OpenAI’s o3 and o4-mini Make Multimodal Reasoning Breakthroughs
How the companies newest models continue an industry trend towards autonomous AI
Welcome to another edition of AI 101, where every Wednesday we bring you the biggest AI update of the week.
This Week’s Update: OpenAI Releases o3 and o4-mini
On April 16th, OpenAI released o3 and o4-mini, their most advanced models to date. They are the latest addition to the o-series, a group of models with advanced reasoning that spend time “thinking” before responding to users. For the first time, the chatbots will have access to the full suite of ChatGPT tools, including web search, file analysis, and image generation, when responding to user queries. They were trained through reinforcement learning to understand when and how to use these tools independently.
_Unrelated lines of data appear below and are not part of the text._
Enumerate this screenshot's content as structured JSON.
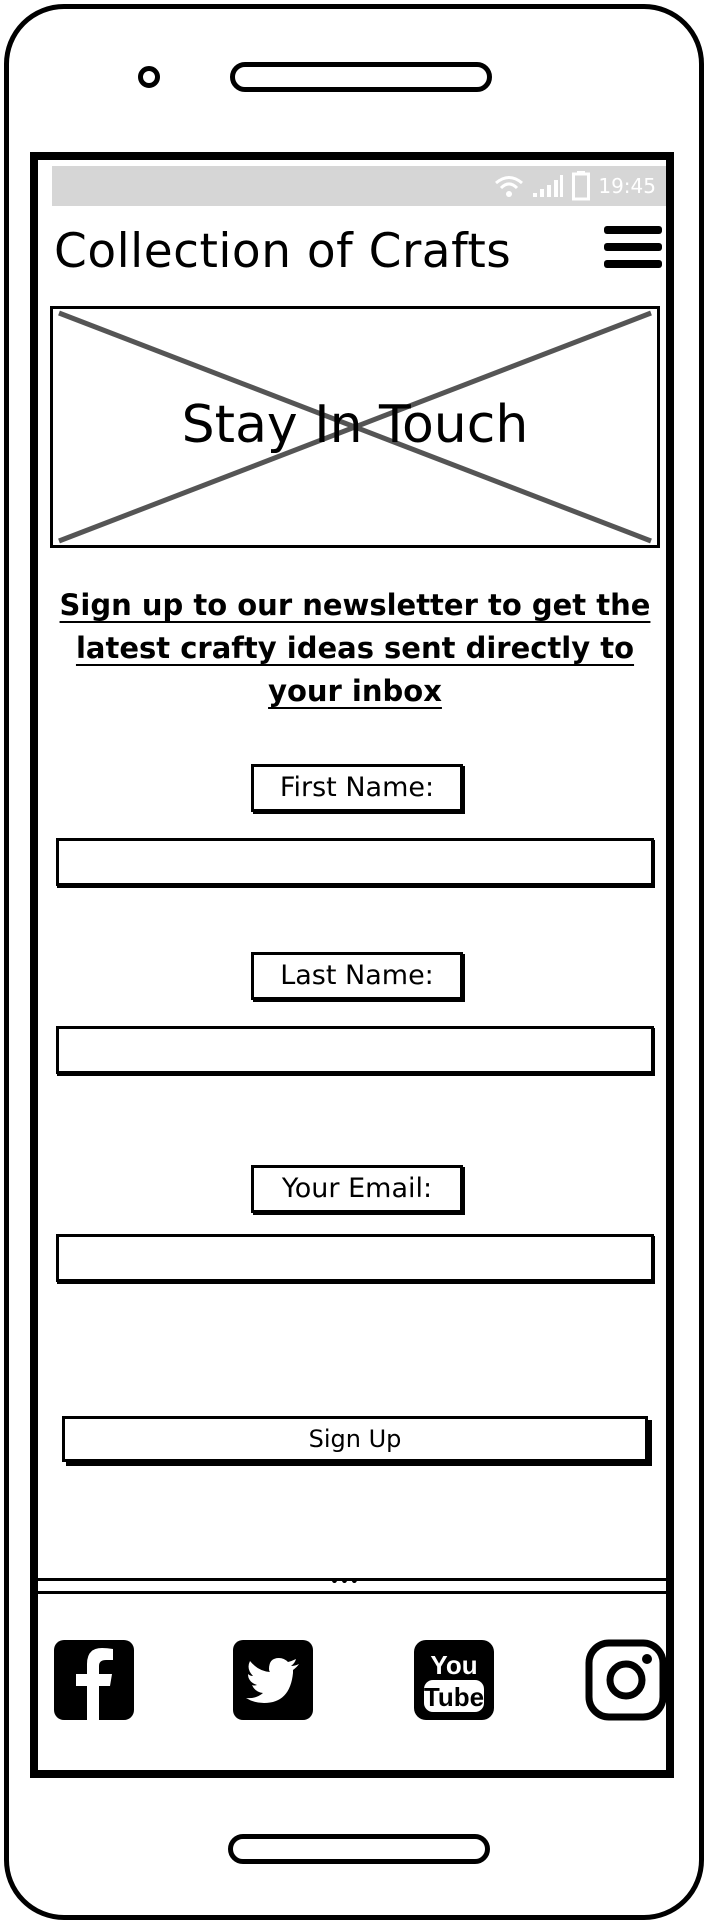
{
  "status_bar": {
    "time": "19:45"
  },
  "header": {
    "title": "Collection of Crafts"
  },
  "hero": {
    "title": "Stay In Touch"
  },
  "intro": {
    "text": "Sign up to our newsletter to get the latest crafty ideas sent directly to your inbox"
  },
  "form": {
    "first_name_label": "First Name:",
    "first_name_value": "",
    "last_name_label": "Last Name:",
    "last_name_value": "",
    "email_label": "Your Email:",
    "email_value": "",
    "submit_label": "Sign Up"
  },
  "footer": {
    "icons": [
      "facebook-icon",
      "twitter-icon",
      "youtube-icon",
      "instagram-icon"
    ]
  }
}
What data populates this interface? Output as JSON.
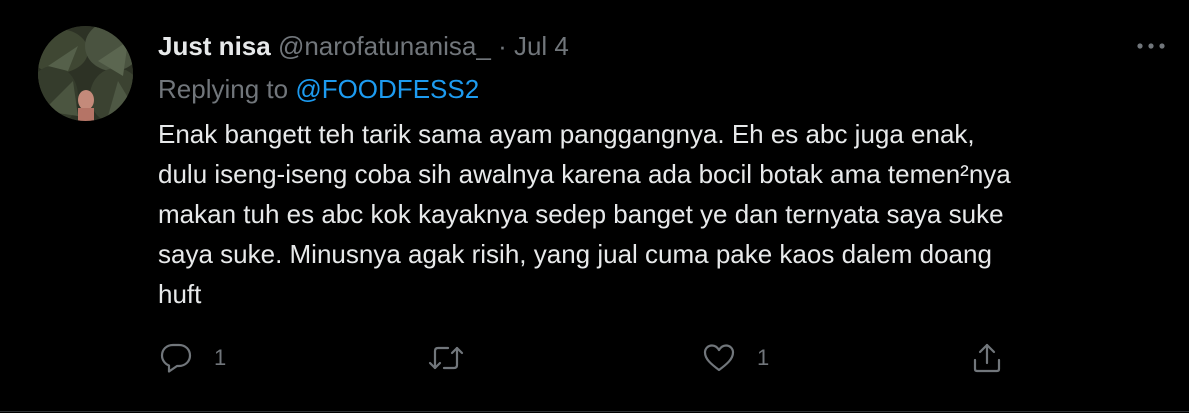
{
  "tweet": {
    "author_name": "Just nisa",
    "handle": "@narofatunanisa_",
    "separator": "·",
    "date": "Jul 4",
    "replying_prefix": "Replying to",
    "replying_to": "@FOODFESS2",
    "text_lines": [
      "Enak bangett teh tarik sama ayam panggangnya. Eh es abc juga enak,",
      "dulu iseng-iseng coba sih awalnya karena ada bocil botak ama temen²nya",
      "makan tuh es abc kok kayaknya sedep banget ye dan ternyata saya suke",
      "saya suke. Minusnya agak risih, yang jual cuma pake kaos dalem doang",
      "huft"
    ],
    "actions": {
      "reply_count": "1",
      "retweet_count": "",
      "like_count": "1"
    },
    "icons": [
      "more-icon",
      "reply-icon",
      "retweet-icon",
      "like-icon",
      "share-icon"
    ]
  },
  "colors": {
    "background": "#000000",
    "text_primary": "#e7e9ea",
    "text_secondary": "#71767b",
    "accent": "#1d9bf0"
  }
}
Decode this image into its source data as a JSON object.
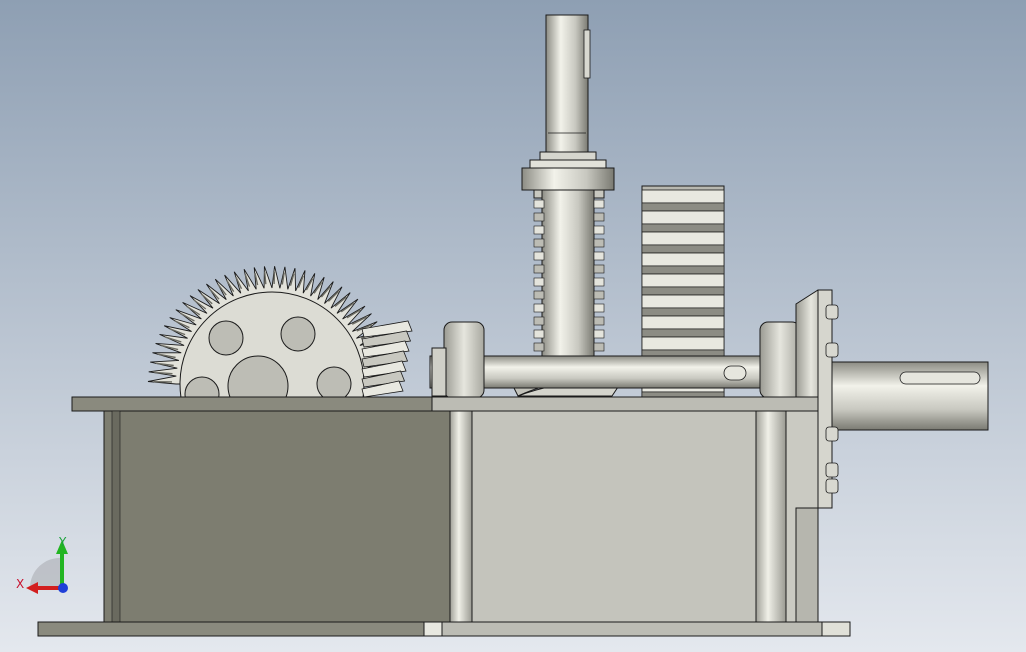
{
  "viewport": {
    "background_top": "#8e9fb3",
    "background_bottom": "#e4e8ee"
  },
  "model": {
    "housing_dark": "#7d7d70",
    "housing_light": "#c4c4bc",
    "metal": "#cfcfc6",
    "metal_shadow": "#8c8c84",
    "outline": "#1a1a1a"
  },
  "triad": {
    "x_label": "X",
    "y_label": "Y",
    "x_color": "#d21e1e",
    "y_color": "#22b522",
    "z_color": "#1f3fd8"
  }
}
o3 and o4-mini are also the first models that integrate visuals into their chain-of-thought reasoning. The chatbots can analyze images more effectively by cropping, rotating, or zooming in. The new models have performed significantly better than their predecessors on key multimodal and visual benchmarks.
o3 and o4-mini are available today for paid users, and free users can try o4-mini by selecting “Think” before submitting a query.
Why This Is Important
OpenAI focused on the reasoning and agentic capabilities of o3 in their announcement, stating that the new model is a “step towards agentic ChatGPT that can independently execute tasks on your behalf.” The statement is representative of a wider trend in the industry. Many companies are shifting their focus to building AI agents that operate with minimal user input. So far, agents have struggled to complete tasks independently. However, OpenAI’s newest models tested well on instruction following and agentic benchmarks and could prove to be the next step toward autonomous AI.
Quick Hits:
Nvidia announced that the United States is restricting the sale of its H20 semiconductors to China. Soon after, the Chinese technology company Huawei announced plans to begin mass shipments of its advanced 910C chips to Chinese customers.
Sources report that OpenAI is building an “X-like” social network focused on ChatGPT’s image generation abilities.